ところが、全く新しいサイトであったとすればどうでしょうか。そういう場合、サイトの読み込みが遅いと、ものの10秒もしないうちにいらいらしてきます。何かインターネット回線に不具合でもあるのかとか、使っているデバイスの調子がおかしいのではないかなどと思い始めるでしょう。そして、他のサイトの繋がり具合を確かめてみて、どうやらそのサイトだけが遅いようだと分かると、ほとんどの人はそのサイトへの接続をあっさりと諦めて似たような情報が手に入ると思われる他のサイトに行ってしまい、問題のサイトには二度と戻っては来ないということが予想されます。

そのサイトには、実は非常に有用な情報が含まれていたのかもしれません。ですがそんなことは言い訳にも何にもなりません。そもそも見てもらうことさえできなければ何の価値も持たないのです。このような理由から、サイトの読み込み時間を確認することは非常に大事なことです。読み込み時間の分析を行い、その分析結果に基づいて必要であれば改善を試みましょう。そうして顧客満足度の向上に繋げる必要があります。

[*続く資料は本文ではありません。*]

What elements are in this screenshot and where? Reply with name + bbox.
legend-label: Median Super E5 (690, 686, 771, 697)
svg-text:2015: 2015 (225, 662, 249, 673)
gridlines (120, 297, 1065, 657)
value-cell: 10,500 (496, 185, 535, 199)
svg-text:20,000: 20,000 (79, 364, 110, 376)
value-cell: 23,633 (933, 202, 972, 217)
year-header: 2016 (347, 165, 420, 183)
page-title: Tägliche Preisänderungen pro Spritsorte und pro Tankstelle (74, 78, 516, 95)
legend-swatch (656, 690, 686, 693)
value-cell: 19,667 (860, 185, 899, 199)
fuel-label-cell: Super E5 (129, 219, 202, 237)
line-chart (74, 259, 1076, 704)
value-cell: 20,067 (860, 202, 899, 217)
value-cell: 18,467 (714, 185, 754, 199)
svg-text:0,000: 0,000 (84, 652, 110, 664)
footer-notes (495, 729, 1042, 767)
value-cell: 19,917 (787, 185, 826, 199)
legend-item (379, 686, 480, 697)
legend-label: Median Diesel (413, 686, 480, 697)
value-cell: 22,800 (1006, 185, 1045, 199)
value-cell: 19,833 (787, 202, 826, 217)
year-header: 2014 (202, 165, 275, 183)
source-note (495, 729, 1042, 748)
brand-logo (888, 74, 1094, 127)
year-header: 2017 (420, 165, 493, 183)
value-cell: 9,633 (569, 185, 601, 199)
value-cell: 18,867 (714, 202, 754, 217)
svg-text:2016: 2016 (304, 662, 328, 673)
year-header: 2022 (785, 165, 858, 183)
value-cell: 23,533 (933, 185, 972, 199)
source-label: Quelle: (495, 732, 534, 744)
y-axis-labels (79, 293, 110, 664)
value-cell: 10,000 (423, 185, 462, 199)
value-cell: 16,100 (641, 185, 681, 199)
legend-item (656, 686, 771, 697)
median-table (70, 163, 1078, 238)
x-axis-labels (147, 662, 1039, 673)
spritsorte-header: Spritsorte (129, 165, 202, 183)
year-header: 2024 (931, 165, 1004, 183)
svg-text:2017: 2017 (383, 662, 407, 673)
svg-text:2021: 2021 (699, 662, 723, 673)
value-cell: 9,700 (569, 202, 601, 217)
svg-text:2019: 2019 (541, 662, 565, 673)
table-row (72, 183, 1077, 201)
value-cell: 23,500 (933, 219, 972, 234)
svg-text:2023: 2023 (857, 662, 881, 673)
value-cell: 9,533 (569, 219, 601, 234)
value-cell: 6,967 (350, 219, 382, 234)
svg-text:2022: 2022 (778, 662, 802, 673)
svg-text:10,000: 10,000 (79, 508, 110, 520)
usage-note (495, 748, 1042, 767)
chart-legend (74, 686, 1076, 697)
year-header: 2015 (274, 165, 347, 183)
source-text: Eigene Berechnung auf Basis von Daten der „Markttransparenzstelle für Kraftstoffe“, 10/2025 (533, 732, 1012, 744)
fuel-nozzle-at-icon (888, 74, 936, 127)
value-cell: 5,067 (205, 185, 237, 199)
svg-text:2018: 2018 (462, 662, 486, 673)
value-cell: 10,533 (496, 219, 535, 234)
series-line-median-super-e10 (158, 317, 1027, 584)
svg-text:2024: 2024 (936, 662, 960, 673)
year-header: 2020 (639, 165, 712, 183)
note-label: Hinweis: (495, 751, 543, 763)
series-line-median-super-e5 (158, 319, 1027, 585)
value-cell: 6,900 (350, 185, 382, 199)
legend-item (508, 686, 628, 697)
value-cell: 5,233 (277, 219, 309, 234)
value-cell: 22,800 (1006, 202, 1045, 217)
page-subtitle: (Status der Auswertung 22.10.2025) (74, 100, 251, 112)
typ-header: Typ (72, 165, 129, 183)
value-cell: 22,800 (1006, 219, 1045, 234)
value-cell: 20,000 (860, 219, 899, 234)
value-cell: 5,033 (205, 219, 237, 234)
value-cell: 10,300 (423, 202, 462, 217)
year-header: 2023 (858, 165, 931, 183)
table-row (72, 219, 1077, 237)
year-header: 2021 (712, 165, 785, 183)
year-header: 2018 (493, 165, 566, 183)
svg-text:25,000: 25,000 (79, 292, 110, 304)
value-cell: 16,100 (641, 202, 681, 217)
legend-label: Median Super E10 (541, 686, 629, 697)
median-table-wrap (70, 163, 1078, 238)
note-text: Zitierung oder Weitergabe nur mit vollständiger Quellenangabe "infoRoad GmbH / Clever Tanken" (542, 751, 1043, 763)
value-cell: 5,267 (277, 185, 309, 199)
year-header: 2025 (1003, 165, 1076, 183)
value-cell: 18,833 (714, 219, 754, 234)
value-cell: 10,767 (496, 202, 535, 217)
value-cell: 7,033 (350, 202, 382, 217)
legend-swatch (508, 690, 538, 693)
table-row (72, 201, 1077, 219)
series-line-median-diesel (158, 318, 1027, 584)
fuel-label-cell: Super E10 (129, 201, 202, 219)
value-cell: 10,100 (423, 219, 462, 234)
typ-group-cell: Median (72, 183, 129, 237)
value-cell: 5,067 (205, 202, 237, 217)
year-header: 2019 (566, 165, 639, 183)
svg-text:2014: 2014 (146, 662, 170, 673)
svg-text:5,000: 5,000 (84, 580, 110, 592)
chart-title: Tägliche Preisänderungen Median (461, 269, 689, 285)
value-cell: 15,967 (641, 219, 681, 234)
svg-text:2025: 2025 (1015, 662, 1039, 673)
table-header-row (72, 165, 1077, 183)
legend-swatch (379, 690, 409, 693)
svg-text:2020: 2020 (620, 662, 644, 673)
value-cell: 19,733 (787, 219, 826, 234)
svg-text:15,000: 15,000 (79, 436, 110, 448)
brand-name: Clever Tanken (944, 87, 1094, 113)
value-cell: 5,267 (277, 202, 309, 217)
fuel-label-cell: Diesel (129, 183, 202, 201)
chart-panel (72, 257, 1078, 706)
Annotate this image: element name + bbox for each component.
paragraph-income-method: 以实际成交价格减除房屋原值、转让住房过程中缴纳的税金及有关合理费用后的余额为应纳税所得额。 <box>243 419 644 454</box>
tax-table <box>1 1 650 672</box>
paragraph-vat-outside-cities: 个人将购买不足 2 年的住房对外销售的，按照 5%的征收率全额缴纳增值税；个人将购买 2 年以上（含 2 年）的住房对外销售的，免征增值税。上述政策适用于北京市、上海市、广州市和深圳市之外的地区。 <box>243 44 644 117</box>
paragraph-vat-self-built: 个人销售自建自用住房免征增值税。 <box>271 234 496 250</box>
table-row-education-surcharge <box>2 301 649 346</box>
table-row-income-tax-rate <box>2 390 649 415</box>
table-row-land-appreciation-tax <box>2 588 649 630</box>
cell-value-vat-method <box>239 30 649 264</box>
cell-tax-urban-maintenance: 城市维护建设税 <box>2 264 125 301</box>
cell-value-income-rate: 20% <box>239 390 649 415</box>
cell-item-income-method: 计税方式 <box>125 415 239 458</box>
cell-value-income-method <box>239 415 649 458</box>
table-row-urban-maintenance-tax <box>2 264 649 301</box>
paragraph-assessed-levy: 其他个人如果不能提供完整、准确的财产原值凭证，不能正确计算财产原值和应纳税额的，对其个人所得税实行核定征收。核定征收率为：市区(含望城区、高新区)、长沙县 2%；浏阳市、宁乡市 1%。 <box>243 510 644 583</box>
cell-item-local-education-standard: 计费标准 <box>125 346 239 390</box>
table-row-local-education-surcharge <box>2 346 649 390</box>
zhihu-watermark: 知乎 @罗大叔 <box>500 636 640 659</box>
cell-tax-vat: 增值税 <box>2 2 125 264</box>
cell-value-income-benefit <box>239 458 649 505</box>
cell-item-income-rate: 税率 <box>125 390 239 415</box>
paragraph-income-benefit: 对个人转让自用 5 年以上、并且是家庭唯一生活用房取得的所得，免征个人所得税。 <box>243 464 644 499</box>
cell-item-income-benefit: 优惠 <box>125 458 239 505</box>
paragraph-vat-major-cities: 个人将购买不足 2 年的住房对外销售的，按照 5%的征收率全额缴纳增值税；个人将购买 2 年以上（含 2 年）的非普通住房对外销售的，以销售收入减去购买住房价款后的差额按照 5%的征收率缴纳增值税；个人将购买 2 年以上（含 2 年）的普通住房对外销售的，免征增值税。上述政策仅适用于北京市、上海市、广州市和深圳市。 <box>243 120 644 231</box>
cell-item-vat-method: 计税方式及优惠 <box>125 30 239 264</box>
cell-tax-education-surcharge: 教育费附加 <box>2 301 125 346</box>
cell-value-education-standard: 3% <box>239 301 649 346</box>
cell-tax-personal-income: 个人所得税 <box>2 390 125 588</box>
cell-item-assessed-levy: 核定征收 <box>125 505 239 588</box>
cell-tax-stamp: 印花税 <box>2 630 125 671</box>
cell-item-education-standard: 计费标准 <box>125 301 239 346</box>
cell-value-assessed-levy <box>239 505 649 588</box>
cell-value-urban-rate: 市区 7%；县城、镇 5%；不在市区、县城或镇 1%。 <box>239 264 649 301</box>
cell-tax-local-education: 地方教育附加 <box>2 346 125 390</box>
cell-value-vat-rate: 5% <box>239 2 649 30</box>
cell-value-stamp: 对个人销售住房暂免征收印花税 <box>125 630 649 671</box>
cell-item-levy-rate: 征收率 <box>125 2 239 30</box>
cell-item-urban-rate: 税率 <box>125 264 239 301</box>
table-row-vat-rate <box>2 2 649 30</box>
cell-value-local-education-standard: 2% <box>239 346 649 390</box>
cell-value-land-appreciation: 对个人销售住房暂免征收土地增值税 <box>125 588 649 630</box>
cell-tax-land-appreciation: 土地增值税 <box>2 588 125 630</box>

なお、このような分析はいろいろなシーンで複数回行うことが適切です。いろいろな顧客がいろいろなシーンでサイトに接続しようと試みる訳で、ある特定の状況でだけストレスなく接続できても、他のケースではどうかというのは当然ながら気にしておくべきでしょう。一つの例として、朝方のあまりインターネット回線が混雑していない時間帯では問題なく接続できたとしても、夜の時間帯で多くの人がインターネットを利用している時間帯でも問題なく接続できるかどうかを確かめておく必要があります。